Incredible bravery of Desert Rat WWII hero remembered after death aged 101
As Les Cherrington clambered out of his blazing tank, his hands, face and chest covered with severe burns, one arm partially severed he was shot in the back by a machine gun.

He fell into a trench, where he was left for dead, slowly bleeding until he was discovered the next day by a New Zealand soldier who assumed he had stumbled on a corpse.
“I was a very lucky man,” said Les.
Indeed he was. Not only was he the only member of his crew to survive the onslaught from a German field gun, he went on to live for another 77 years after recovering from his horrific injuries.
Mr Cherrington, who served as a tank gunner with the Staffordshire Yeomanry Queen’s Own Royal Regiment, has died at the age of 101.

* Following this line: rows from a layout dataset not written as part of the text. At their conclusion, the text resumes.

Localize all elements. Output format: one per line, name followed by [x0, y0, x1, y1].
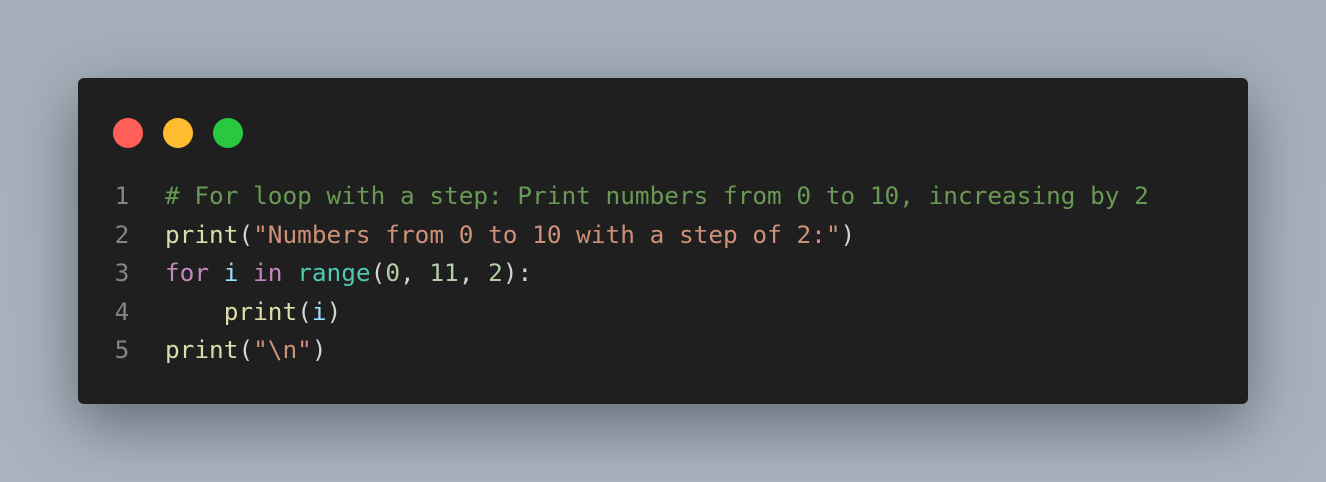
- code-editor: 1 # For loop with a step: Print numbers f…: [108, 177, 1149, 370]
- code-line: 4 print(i): [108, 293, 1149, 332]
- code-token-default: (: [297, 296, 312, 326]
- code-token-variable: i: [311, 296, 327, 326]
- code-token-keyword: in: [253, 258, 283, 287]
- code-token-default: (: [238, 335, 254, 364]
- code-token-function: print: [223, 296, 298, 326]
- code-token-variable: i: [223, 258, 239, 287]
- code-token-default: [165, 297, 224, 326]
- maximize-icon[interactable]: [213, 118, 243, 148]
- code-token-number: 0: [385, 258, 400, 287]
- line-number: 3: [114, 258, 130, 287]
- window-controls: [113, 118, 243, 148]
- code-token-default: [238, 258, 253, 287]
- line-number: 2: [114, 219, 130, 249]
- code-token-default: (: [370, 258, 386, 287]
- code-line: 2 print("Numbers from 0 to 10 with a step…: [108, 216, 1149, 255]
- code-token-string: "\n": [253, 335, 312, 364]
- line-number: 5: [114, 335, 130, 364]
- close-icon[interactable]: [113, 118, 143, 148]
- code-text: for i in range(0, 11, 2):: [165, 254, 532, 293]
- code-text: print("Numbers from 0 to 10 with a step …: [165, 216, 855, 255]
- code-line: 3 for i in range(0, 11, 2):: [108, 254, 1149, 293]
- code-token-number: 11: [429, 258, 459, 287]
- code-text: print(i): [165, 293, 342, 332]
- code-token-default: [283, 258, 298, 287]
- code-token-string: "Numbers from 0 to 10 with a step of 2:": [253, 219, 841, 249]
- code-token-comment: # For loop with a step: Print numbers fr…: [165, 181, 1149, 210]
- code-token-default: ): [311, 335, 327, 364]
- code-token-default: ,: [458, 258, 489, 287]
- code-line: 5 print("\n"): [108, 331, 1149, 370]
- code-token-function: print: [165, 335, 239, 364]
- code-token-function: print: [165, 219, 239, 249]
- code-line: 1 # For loop with a step: Print numbers f…: [108, 177, 1149, 216]
- code-token-builtin: range: [297, 258, 371, 287]
- code-window: 1 # For loop with a step: Print numbers f…: [78, 78, 1248, 404]
- code-token-default: ): [840, 219, 856, 249]
- code-token-default: (: [238, 219, 254, 249]
- code-token-default: ): [326, 296, 342, 326]
- line-number: 4: [114, 296, 130, 326]
- code-token-keyword: for: [165, 258, 210, 287]
- code-text: print("\n"): [165, 331, 327, 370]
- minimize-icon[interactable]: [163, 118, 193, 148]
- code-token-default: ,: [400, 258, 430, 287]
- code-token-default: ):: [502, 258, 533, 287]
- line-number: 1: [114, 181, 130, 210]
- code-token-number: 2: [488, 258, 503, 287]
- code-token-default: [209, 258, 224, 287]
- code-text: # For loop with a step: Print numbers fr…: [165, 177, 1149, 216]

He was 24 years old when his tank was one of six blown up by an anti-aircraft gun which had been lying in wait during the Tunisian campaign in 1943.
After spending a year in hospital, where he received life-saving skin grafts, and had his arm reattached, he would serve for a further four decades with the RAF Police, before finally retiring in 1983.
Norman Angell, who had helped organise Mr Cherrington’s 100th birthday in 2018, had known him for some years through the Shifnal branch of the Royal British Legion.

“He was a very private, modest man,” said Mr Angell. “He was mentally very alert, he didn’t live in the past, but he remembered the past. He could tell you who lived in which street in Shifnal 50 years ago.”
Mr Cherrington, who grew up in Albrighton, was 19 years old when he joined the Territorial Army in April 1938, much to his father’s disapproval.